Netflix wappnet sich für diesen Konkurrenzkampf mit einem Ausbau des eigenen Onlinekatalogs. So gab die Firma im zweiten Quartal dieses Jahres 66 Millionen Dollar für Onlinerechte aus. Im Vorjahreszeitraum lagen diese Ausgaben lediglich bei neun Millionen Dollar. Im Juli sicherte sich Netflix zudem erstmals die Pay-TV-Rechte eines Hollywood-Studios. Relativity Media wird damit Filme wie Mark Wahlbergs kommenden Boxerstreifen "The Fighter" nicht an Spielfilm-Bezahlkanäle verkaufen. Stattdessen wird es den Film exklusiv bei Netflix online zu sehen geben. Hastings hat bereits angekündigt, in Zukunft weitere derartige Partnerschaften schließen zu können. "Je häufiger wir große Schecks ausstellen können, desto mehr Inhalte werden wir bekommen", erklärte er dazu im vergangenen Jahr auf einer Branchenveranstaltung.
Das Ende einer Ära
Und während Hastings so fleißig einen wachsenden Onlinekatalog zusammenkauft, trägt er gleichzeitig zum Ende einer alteingesessenen Institution bei. Die Videothek um die Ecke hat beim Trend zu DVD-Postverleih und Onlinestreaming das Nachsehen. Besonders deutlich wird das mit dem Niedergang Blockbusters. Die Firma war einst der Inbegriff für Leihvideos, mit Tausenden Filialen in den USA und in zahlreichen weiteren Ländern.

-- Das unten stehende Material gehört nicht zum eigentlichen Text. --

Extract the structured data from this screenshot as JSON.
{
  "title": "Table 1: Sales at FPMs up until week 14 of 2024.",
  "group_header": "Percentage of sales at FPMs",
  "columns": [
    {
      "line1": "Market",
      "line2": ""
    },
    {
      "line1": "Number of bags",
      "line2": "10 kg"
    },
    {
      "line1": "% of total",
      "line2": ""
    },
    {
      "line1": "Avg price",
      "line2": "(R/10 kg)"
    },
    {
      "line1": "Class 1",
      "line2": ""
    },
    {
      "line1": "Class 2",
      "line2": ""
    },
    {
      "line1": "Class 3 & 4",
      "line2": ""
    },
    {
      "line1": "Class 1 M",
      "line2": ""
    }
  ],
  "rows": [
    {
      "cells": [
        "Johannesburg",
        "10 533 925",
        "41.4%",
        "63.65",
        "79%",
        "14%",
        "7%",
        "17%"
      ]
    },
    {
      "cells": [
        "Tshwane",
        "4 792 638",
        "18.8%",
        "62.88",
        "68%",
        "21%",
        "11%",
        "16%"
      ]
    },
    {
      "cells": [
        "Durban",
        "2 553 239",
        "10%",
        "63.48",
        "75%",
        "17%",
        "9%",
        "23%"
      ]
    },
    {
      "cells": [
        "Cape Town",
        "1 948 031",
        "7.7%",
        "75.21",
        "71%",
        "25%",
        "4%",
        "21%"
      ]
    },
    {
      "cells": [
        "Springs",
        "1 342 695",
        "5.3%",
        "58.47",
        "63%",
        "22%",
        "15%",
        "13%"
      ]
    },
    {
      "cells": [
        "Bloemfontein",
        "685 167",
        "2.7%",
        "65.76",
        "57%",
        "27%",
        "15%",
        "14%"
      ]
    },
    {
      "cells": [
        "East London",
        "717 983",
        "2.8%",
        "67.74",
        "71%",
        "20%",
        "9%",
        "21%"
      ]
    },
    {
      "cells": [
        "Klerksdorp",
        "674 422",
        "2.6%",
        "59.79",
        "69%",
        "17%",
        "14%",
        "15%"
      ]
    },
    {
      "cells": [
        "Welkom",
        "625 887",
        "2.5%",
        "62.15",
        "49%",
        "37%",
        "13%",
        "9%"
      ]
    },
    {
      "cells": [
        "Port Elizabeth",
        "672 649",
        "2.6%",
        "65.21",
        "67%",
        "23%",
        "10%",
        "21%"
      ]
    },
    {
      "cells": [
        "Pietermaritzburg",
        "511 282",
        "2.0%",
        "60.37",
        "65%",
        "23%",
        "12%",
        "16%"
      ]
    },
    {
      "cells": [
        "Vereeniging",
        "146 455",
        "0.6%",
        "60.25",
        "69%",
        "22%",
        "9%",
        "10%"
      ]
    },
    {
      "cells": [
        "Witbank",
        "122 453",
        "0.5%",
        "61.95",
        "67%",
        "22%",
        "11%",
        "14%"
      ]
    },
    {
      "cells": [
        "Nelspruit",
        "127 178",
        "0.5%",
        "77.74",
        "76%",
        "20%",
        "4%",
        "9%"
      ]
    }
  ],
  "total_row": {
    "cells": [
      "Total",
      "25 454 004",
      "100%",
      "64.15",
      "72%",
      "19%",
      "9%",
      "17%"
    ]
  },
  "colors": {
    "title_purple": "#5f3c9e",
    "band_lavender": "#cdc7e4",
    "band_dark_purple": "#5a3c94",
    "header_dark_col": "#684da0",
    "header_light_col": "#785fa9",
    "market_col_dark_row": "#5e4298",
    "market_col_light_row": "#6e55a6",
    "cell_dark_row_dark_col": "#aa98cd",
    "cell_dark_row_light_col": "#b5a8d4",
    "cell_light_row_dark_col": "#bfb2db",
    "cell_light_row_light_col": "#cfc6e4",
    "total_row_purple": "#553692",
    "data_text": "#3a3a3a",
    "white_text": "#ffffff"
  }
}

Von seinen Auslandsbeteiligungen hat sich Blockbuster mittlerweile jedoch fast komplett getrennt, und in den USA will man dieses Jahr bis zu 545 Filialen schließen. 2009 schloss man bereits 572 Niederlassungen. In den letzten Jahren fuhr Blockbuster zudem Milliardenverluste ein. Anfang Juli wurde die Firma schließlich vom Handel an der New Yorker Börse ausgeschlossen. Branchenkenner glauben, dass Blockbuster bereits in der kommenden Woche Bankrott anmelden könnte. Blockbusters Pleite wäre für den US-Videomarkt das Ende einer Ära - und für Hastings sicher eine Form der späten Genugtuung. 40 Dollar hohe Säumnisgebühren dürften damit nämlich bald der Vergangenheit angehören.